Favorite 3 Fast Food Places, and Order Order At Taco Bell -Chicken Quesadilla, add tomatoes. Beef Baja Chalupa. (if I feel fat, I will sub the Chalupa for a soft taco, add tomatoes) No drink, they serve Pepsi, which I won't drink. Order At Subway 1. A chicken teriyaki on Italian Herbs and Cheese. NO TERIYAKI SAUCE! Add bacon, and extra Pepper Jack cheese. Toasted. Add lettuce, tomato, cucumber, lots of pickles, pepperoncinis. Lots of Southwest sauce, lots of salt and pepper. 2. A pizza sub with ham on Parmesan Oregano, with extra Pepper Jack cheese. No veggies but those little green pepperoncinis. I love those things, they're so tangy. Add a little southwest Sauce. NOTE: I always have to get a white chocolate macedemia cookie. I love them. Their Valentines sugar cookies are good too. Order At Arby's 1. A chicken bacon sandwich, no sauce. Curly fries, and jalapeno poppers ( I almost wrote Poopers). Also a Pepsi place. No drink for me. I haven't gotten this one down exactly, but I love the fries and those little Poopers. Pizza I like Domino's, and really like Papa John's. Not a huge Pizza fan, but the best would have to be ham, pepperoni, bacon, mushrooms, pineapple. Asian I love fried rice. And beef and broccoli. That might be my two favorites. But how I love Thai food. There was this little Thai place in Kona that was 5 dollars a plate, and they had the best phad thai, and beef and broccoli. You'd have this sticky white rice with this incredible sauce that ran all under the rice. Peter and I went every single sunday. Favorite Food My Mom Makes Anything on the barbeque. I love our steak, seafood, or chicken barbeques. With grilled asparagus. I swear that woman can out-barbeque any man ever. Favorite Food My Grandma Makes Zummaborcht. My word, I love that soup. I miss perogies so much.
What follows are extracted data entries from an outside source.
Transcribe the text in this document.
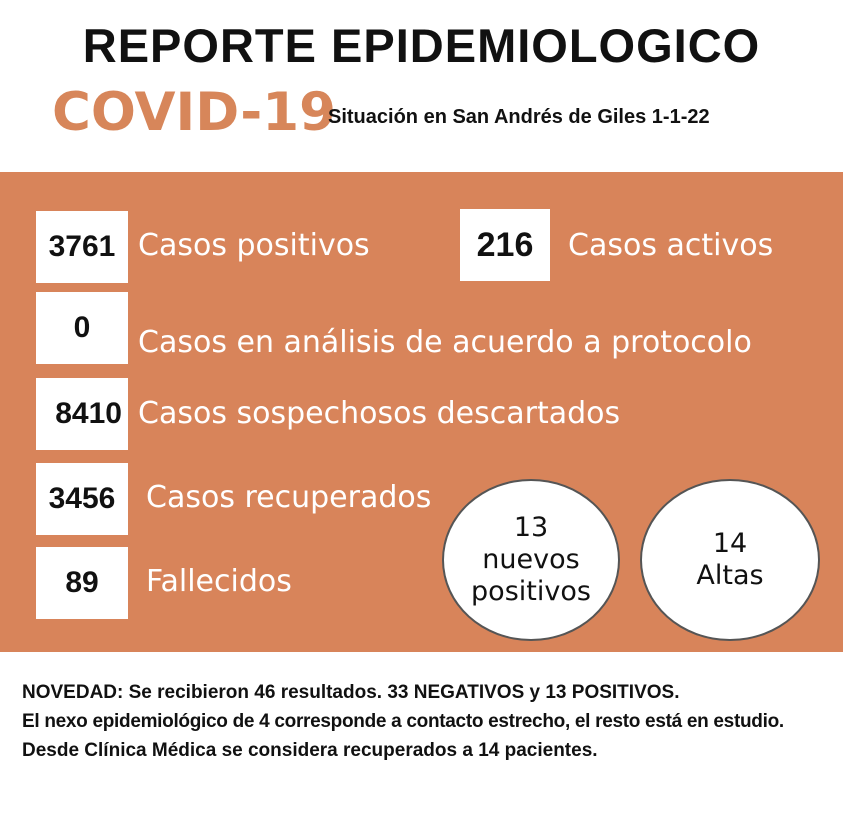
REPORTE EPIDEMIOLOGICO
COVID-19
Situación en San Andrés de Giles 1-1-22
3761 Casos positivos	216	Casos activos
0	Casos en análisis de acuerdo a protocolo
8410 Casos sospechosos descartados
3456	Casos recuperados
89	Fallecidos
13
nuevos
positivos
14
Altas
NOVEDAD: Se recibieron 46 resultados. 33 NEGATIVOS y 13 POSITIVOS.
El nexo epidemiológico de 4 corresponde a contacto estrecho, el resto está en estudio.
Desde Clínica Médica se considera recuperados a 14 pacientes.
I would love a dinner of perogies and farmer sausage with cream gravy. I don't like cottage cheese though, so with Grandma, I'll have to take the soup. Best Food I Make My shrimp and scallop canneloni with Bechemal sauce. I make really good beef vegetable soup too. I just tried cheesecake again, it is okay, but cost about 40 dollars to make. I don't do dessert. Just don't like it. Cooking it that it. I'll eat it usually, but Peter is the sweets craver in our family. I want salt, almost all the time. Now I'm hungry, and really want Subway.
I'm Tagging Becky, Travis (cause he's down), Auntie Margaret and Reagan.